Читаем Snopes: The Hamlet, The Town, The Mansion полностью

A few days later they learned that the new smith was living in the house where his cousin (or whatever the relationship was: nobody ever knew for certain) Flem lived, the two of them sleeping together in the same bed. Six months later the smith had married one of the daughters of the family where the two of them boarded. Ten months after that he was pushing a perambulator (once—or still—Will Varner’s, like the cousin’s saddle) about the village on Sundays, accompanied by a five-or six-year-old boy, his son by a former wife which the village did not know either he had ever possessed—indicating that there was considerably more force and motion to his private life, his sex life anyway, than would appear on the surface of his public one. But that all appeared later. All they saw now was that they had a new blacksmith—a man who was not lazy, whose intentions were good and who was accommodating and unfailingly pleasant and even generous, yet in whom there was a definite limitation of physical coordination beyond which design and plan and pattern all vanished, disintegrated into dead components of pieces of wood and iron straps and vain tools.

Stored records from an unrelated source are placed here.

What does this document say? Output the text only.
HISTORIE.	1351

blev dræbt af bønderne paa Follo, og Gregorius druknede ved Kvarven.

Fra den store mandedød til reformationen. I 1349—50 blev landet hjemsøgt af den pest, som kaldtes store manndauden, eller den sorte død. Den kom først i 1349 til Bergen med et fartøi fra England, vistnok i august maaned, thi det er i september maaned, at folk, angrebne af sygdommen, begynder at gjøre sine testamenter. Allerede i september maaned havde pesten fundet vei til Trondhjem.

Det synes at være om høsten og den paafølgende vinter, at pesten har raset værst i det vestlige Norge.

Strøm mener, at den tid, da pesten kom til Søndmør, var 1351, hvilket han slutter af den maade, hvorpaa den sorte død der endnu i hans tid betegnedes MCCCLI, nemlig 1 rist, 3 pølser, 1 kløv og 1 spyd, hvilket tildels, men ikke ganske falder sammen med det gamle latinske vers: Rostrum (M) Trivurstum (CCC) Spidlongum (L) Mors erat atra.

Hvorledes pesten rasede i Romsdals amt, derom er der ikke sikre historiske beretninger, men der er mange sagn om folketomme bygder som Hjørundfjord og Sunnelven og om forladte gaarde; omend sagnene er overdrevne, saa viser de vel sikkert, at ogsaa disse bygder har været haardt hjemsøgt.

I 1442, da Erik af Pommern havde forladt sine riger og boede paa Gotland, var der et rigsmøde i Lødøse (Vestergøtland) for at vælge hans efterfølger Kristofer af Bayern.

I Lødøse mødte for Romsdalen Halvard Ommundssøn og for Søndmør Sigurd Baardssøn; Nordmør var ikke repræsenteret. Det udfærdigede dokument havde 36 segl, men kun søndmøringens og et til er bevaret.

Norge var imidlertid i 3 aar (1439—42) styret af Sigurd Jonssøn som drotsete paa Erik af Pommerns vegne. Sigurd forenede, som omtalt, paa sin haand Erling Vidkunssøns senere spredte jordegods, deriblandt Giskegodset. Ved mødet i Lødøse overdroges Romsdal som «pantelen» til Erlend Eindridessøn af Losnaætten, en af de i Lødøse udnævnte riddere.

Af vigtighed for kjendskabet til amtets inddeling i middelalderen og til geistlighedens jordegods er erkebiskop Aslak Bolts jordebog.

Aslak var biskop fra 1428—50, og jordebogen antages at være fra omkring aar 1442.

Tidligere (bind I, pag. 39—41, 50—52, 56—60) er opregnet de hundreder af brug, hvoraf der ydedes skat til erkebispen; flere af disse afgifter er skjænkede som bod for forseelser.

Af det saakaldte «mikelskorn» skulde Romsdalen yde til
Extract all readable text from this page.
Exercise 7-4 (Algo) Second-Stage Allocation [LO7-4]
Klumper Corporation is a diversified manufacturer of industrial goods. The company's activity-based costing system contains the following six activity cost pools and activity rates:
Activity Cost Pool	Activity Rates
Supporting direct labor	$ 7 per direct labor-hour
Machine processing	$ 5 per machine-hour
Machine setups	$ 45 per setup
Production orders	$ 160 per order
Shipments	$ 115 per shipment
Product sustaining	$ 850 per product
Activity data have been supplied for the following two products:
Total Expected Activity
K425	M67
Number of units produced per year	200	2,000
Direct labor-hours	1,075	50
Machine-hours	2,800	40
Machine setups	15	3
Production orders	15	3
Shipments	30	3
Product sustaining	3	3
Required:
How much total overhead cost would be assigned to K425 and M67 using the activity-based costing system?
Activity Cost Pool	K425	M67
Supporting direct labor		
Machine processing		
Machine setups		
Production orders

Two months later Flem Snopes built a new blacksmith shop in the village. He hired it done, to be sure, but he was there most of the day, watching it going up. This was not only the first of his actions in the village which he was ever seen in physical juxtaposition to, but the first which he not only admitted but affirmed, stating calmly and flatly that he was doing it so that people could get decent work done again. He bought completely new equipment at cost price through the store and hired the young farmer who during the slack of planting and harvesting time had been Trumbull’s apprentice. Within a month the new shop had got all the trade which Trumbull had had and three months after that Snopes had sold the new shop—smith clientele and goodwill and new equipment—to Varner, receiving in return the old equipment in the old shop, which he sold to a junk man, moved the new equipment to the old shop and sold the new building to a farmer for a cowshed, without even having to pay himself to have it moved, leaving his kinsman now apprentice to the new smith—at which point even Ratliff had lost count of what profit Snopes might have made. But I reckon I can guess the rest of it, he told himself, sitting, a little pale but otherwise well, in his sunny window. He could almost see it—in the store, at night, the door barred on the inside and the lamp burning above the desk where the clerk sat, chewing steadily, while Jody Varner stood over him, in no condition to sit down, with a good deal more in his eyes than had been in them last fall, shaking, trembling, saying in a shaking voice: “I want to make one pure and simple demand of you and I want a pure and simple Yes and No for a answer: How many more is there? How much longer is this going on? Just what is it going to cost me to protect one goddamn barn full of hay?”

2

He had been sick and he showed it as, the buckboard once more with a new machine in the dog-kennel box and the little sturdy team fat and slick with the year’s idleness hitched in an adjacent alley, he sat at the counter of a small side-street restaurant in which he owned a sleeping partner’s half interest, with a cup of coffee at his hand and in his pocket a contract to sell fifty goats to a Northerner who had recently established a goat-ranch in the western part of the county. It was actually a subcontract which he had purchased at the rate of twenty-five cents a goat from the original contractor who held his from the Northerner at seventy-five cents a goat and was about to fail to complete. Ratliff bought the subcontract because he happened to know of a herd of some fifty-odd goats in a little-travelled section near Frenchman’s Bend village which the original contractor had failed to find and which Ratliff was confident he could acquire by offering to halve his profit with the owner of them.